In the Navy, if we gave blood, we got the rest of the day off. It was called 'vampire liberty'. So, I gave blood, and in the afternoon, I chose to summit Guam's highest point, Mt. Lamlam. My new Honda 160 was ready. This was another solo trip, as many of my adventures are.
There was an annual motorcycle race across Mt. Lamlam, so I knew there was a trail. I think the trail crossed private property. From Hwy 2 on the map below, between Agat and Umatac, I opened (and closed) a gate and proceeded up the trail. Near the summit, I was having a hard time, spinning out and slipping. I noticed a rock kick up beside me. It aroused my suspicion. When the next shot kicked up gravel in front of me, I knew what it was. I immediately jumped off the bike, and ran along side of it the rest of the way to the top. Just before I went over the summit, I looked back, but all I could see was jungle. I did not linger.
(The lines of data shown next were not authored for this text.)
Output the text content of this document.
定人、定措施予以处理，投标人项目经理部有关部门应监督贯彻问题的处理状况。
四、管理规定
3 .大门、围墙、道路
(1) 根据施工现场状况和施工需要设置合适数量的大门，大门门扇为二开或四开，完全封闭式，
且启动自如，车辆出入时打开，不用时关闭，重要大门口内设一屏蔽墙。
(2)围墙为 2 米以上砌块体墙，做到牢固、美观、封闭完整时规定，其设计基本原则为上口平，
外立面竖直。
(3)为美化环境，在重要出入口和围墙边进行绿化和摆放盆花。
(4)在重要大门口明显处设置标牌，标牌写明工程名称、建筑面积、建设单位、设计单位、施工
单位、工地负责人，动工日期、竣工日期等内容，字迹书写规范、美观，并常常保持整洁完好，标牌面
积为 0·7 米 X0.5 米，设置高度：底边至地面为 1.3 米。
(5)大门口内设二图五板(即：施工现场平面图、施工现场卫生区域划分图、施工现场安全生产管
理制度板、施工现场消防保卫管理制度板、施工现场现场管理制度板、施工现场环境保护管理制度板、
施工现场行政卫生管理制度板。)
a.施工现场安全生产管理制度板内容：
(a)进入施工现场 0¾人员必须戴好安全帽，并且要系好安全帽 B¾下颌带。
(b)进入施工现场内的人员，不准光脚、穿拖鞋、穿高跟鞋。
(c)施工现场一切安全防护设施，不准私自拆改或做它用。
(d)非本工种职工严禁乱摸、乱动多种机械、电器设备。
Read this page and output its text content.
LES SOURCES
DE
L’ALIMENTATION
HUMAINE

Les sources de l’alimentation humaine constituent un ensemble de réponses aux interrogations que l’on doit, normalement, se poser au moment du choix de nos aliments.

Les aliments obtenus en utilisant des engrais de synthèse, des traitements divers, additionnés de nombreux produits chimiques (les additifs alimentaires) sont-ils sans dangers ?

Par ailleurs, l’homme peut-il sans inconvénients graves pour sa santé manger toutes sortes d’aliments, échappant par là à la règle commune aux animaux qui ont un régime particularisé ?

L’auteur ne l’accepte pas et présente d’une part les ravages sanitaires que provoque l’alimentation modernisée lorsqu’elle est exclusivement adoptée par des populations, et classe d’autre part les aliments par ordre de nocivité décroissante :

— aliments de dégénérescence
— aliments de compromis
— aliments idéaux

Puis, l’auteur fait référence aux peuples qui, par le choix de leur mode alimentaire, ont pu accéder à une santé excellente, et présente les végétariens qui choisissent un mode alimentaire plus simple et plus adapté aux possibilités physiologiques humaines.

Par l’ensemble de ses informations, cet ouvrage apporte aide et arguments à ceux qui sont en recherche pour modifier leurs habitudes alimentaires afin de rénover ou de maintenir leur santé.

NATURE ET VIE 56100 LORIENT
Immediately after the summit, there was a razor-back ridge across to another lower summit. It looked like it might have been just barely wide enough for an old jeep, but it was too narrow for me to ride across. I walked the bike across. Both sides of the ridge dropped down sharply, but the right side (south) dropped the most. Seemed like 1000 ft straight down. At the bottom, I could see coconut trees, and a little further away, the ocean. The vista both ways was just beautiful. After the next peak, the trail gradually descended over a few miles, and ended near Inarajan.
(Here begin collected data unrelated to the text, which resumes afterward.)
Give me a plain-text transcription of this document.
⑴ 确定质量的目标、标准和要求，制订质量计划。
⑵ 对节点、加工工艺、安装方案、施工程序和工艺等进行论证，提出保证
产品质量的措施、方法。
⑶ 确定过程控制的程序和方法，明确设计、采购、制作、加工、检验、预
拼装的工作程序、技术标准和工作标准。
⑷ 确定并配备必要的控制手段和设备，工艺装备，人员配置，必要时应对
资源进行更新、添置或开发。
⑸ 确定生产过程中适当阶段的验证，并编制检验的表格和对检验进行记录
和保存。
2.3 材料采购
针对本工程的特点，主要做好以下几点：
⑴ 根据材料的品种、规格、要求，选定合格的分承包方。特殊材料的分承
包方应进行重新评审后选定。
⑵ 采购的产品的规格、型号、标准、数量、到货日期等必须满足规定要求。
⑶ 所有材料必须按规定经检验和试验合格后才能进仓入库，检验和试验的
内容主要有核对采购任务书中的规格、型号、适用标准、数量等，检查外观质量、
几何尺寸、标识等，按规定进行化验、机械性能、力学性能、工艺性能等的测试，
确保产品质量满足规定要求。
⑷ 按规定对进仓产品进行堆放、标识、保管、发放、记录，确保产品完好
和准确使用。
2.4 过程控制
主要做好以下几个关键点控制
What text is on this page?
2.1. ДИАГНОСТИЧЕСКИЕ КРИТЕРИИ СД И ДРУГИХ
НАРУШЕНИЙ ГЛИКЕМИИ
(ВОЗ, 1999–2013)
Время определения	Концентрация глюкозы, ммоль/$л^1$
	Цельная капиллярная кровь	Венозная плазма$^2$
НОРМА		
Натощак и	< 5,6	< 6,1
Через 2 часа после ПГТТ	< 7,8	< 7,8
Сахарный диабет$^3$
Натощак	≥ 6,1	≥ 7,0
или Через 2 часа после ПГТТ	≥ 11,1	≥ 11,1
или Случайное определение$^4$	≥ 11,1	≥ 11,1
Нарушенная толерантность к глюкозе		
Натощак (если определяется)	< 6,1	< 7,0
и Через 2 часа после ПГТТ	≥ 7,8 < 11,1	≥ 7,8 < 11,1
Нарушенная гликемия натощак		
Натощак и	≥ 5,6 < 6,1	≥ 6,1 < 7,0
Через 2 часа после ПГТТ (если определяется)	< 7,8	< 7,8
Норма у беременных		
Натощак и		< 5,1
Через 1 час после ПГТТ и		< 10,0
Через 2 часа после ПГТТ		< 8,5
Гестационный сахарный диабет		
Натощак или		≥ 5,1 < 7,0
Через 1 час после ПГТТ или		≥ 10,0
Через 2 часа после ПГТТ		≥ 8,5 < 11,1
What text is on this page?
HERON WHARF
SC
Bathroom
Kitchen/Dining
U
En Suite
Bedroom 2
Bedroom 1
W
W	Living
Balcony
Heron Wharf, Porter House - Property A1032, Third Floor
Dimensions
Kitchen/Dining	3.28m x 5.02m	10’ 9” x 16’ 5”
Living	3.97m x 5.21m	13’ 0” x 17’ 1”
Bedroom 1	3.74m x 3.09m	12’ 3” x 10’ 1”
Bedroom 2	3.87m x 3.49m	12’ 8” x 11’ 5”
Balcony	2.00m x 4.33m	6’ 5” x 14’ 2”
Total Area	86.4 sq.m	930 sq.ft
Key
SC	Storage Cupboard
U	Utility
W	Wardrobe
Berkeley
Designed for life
Just before the gate to exit the trail, there was a man-trap pit in the trail, about 5 ft by 5 ft by 5 ft deep. I could not stop in time and tried to steer around the right side, but I fell in and the motor cycle landed on top of me. I turned off the engine and took inventory. I was thankful there were no pointed stakes in the bottom of the pit. I was pinned under the motorcycle and couldn't move. The exhaust pipe was burning the side of my lower leg. I called out for help, but of course there was no one around to hear. Also, being down in a pit, my voice would only go up. The motorcycle was settling down lower, and the smell of burned flesh was strong. Finally, when the pain became intolerable, I decided I didn't want to die in a hole, cooked under a Honda. I found the strength to lift the motorcycle up over me, out of the hole, and then I crawled out. I know I drank a beer or two that night. I still have a little 'Honda-rash' on my right calf.
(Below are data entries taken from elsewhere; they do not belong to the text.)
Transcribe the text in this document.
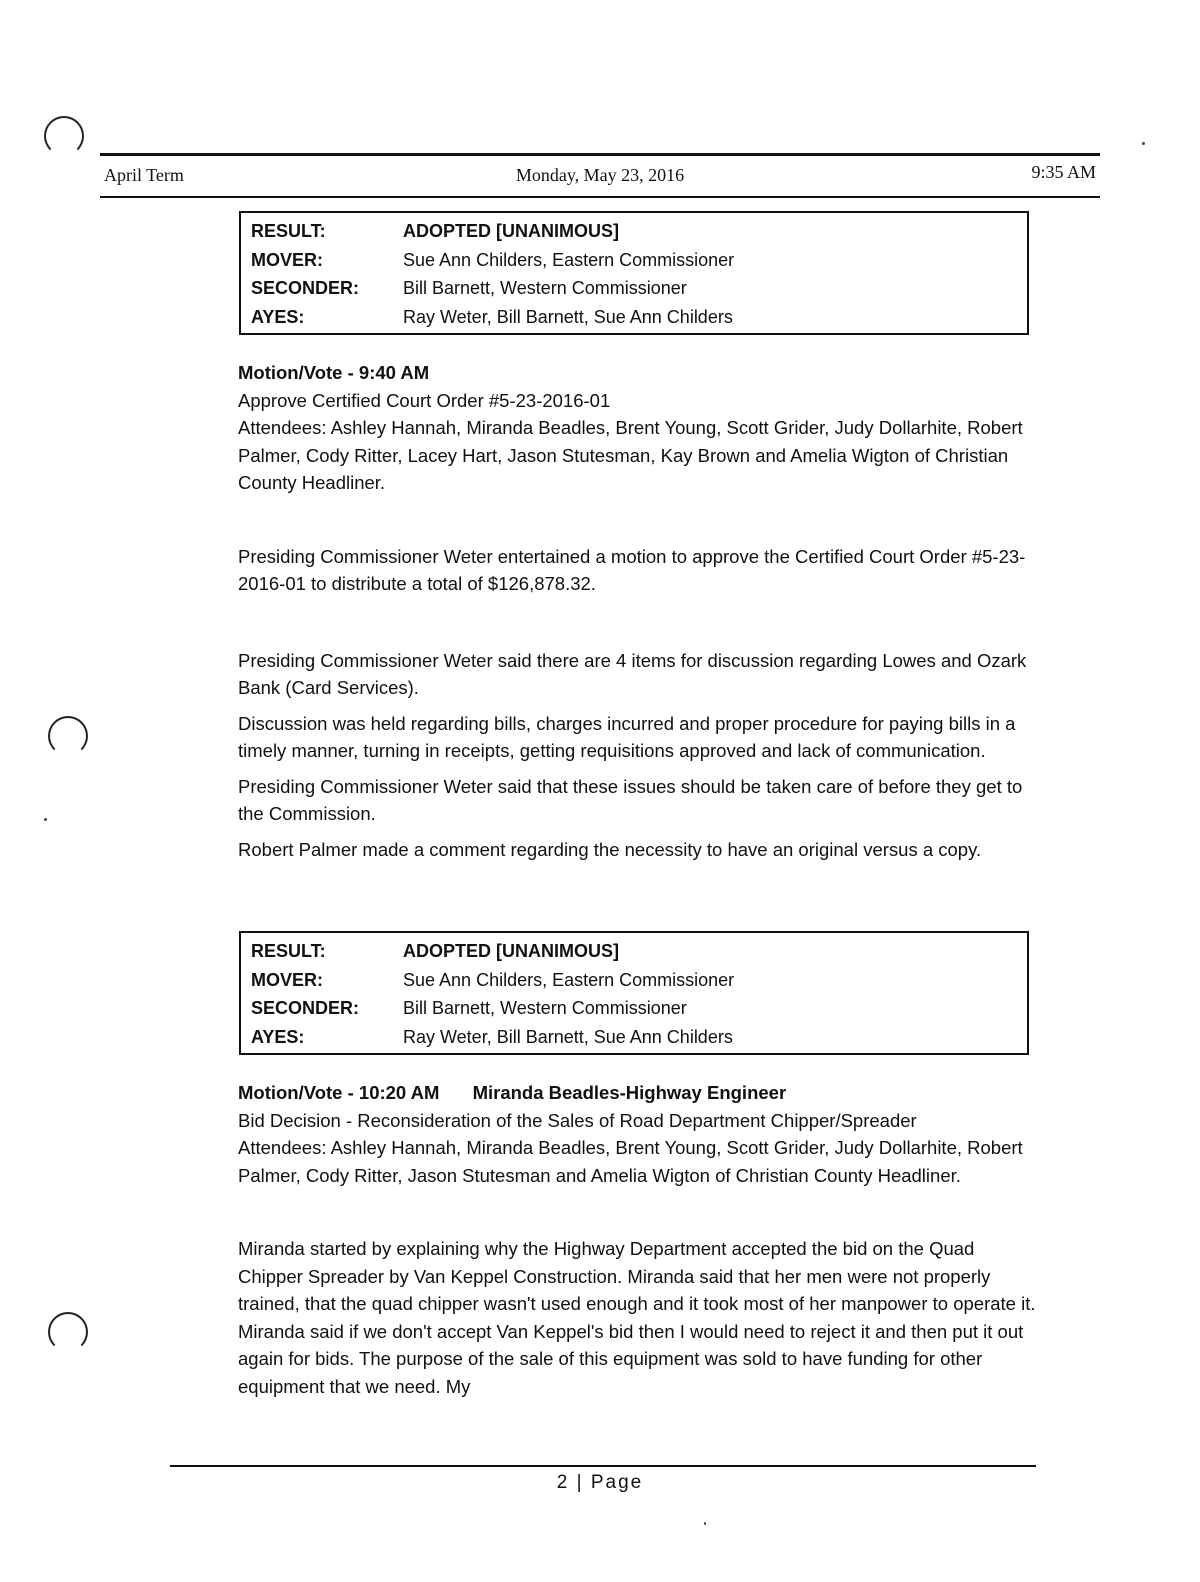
April Term	Monday, May 23, 2016	9:35 AM
RESULT:	ADOPTED [UNANIMOUS]
MOVER:	Sue Ann Childers, Eastern Commissioner
SECONDER:	Bill Barnett, Western Commissioner
AYES:	Ray Weter, Bill Barnett, Sue Ann Childers

Motion/Vote - 9:40 AM

Approve Certified Court Order #5-23-2016-01

Attendees: Ashley Hannah, Miranda Beadles, Brent Young, Scott Grider, Judy Dollarhite, Robert Palmer, Cody Ritter, Lacey Hart, Jason Stutesman, Kay Brown and Amelia Wigton of Christian County Headliner.

Presiding Commissioner Weter entertained a motion to approve the Certified Court Order #5-23-2016-01 to distribute a total of $126,878.32.

Presiding Commissioner Weter said there are 4 items for discussion regarding Lowes and Ozark Bank (Card Services).

Discussion was held regarding bills, charges incurred and proper procedure for paying bills in a timely manner, turning in receipts, getting requisitions approved and lack of communication.

Presiding Commissioner Weter said that these issues should be taken care of before they get to the Commission.

Robert Palmer made a comment regarding the necessity to have an original versus a copy.

RESULT:	ADOPTED [UNANIMOUS]
MOVER:	Sue Ann Childers, Eastern Commissioner
SECONDER:	Bill Barnett, Western Commissioner
AYES:	Ray Weter, Bill Barnett, Sue Ann Childers

Motion/Vote - 10:20 AM Miranda Beadles-Highway Engineer

Bid Decision - Reconsideration of the Sales of Road Department Chipper/Spreader

Attendees: Ashley Hannah, Miranda Beadles, Brent Young, Scott Grider, Judy Dollarhite, Robert Palmer, Cody Ritter, Jason Stutesman and Amelia Wigton of Christian County Headliner.

Miranda started by explaining why the Highway Department accepted the bid on the Quad Chipper Spreader by Van Keppel Construction. Miranda said that her men were not properly trained, that the quad chipper wasn't used enough and it took most of her manpower to operate it. Miranda said if we don't accept Van Keppel's bid then I would need to reject it and then put it out again for bids. The purpose of the sale of this equipment was sold to have funding for other equipment that we need. My

2 | Page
There were many other adventures on Guam and at other places I was stationed. Some, I still cannot tell. The stories that I can tell are like fine red wine and, like many Navy sea stories, seem to improve with time. The night after I wrote this, I recalled (or had flashbacks of) many other Navy experiences, some very good and some that will probably not ever improve.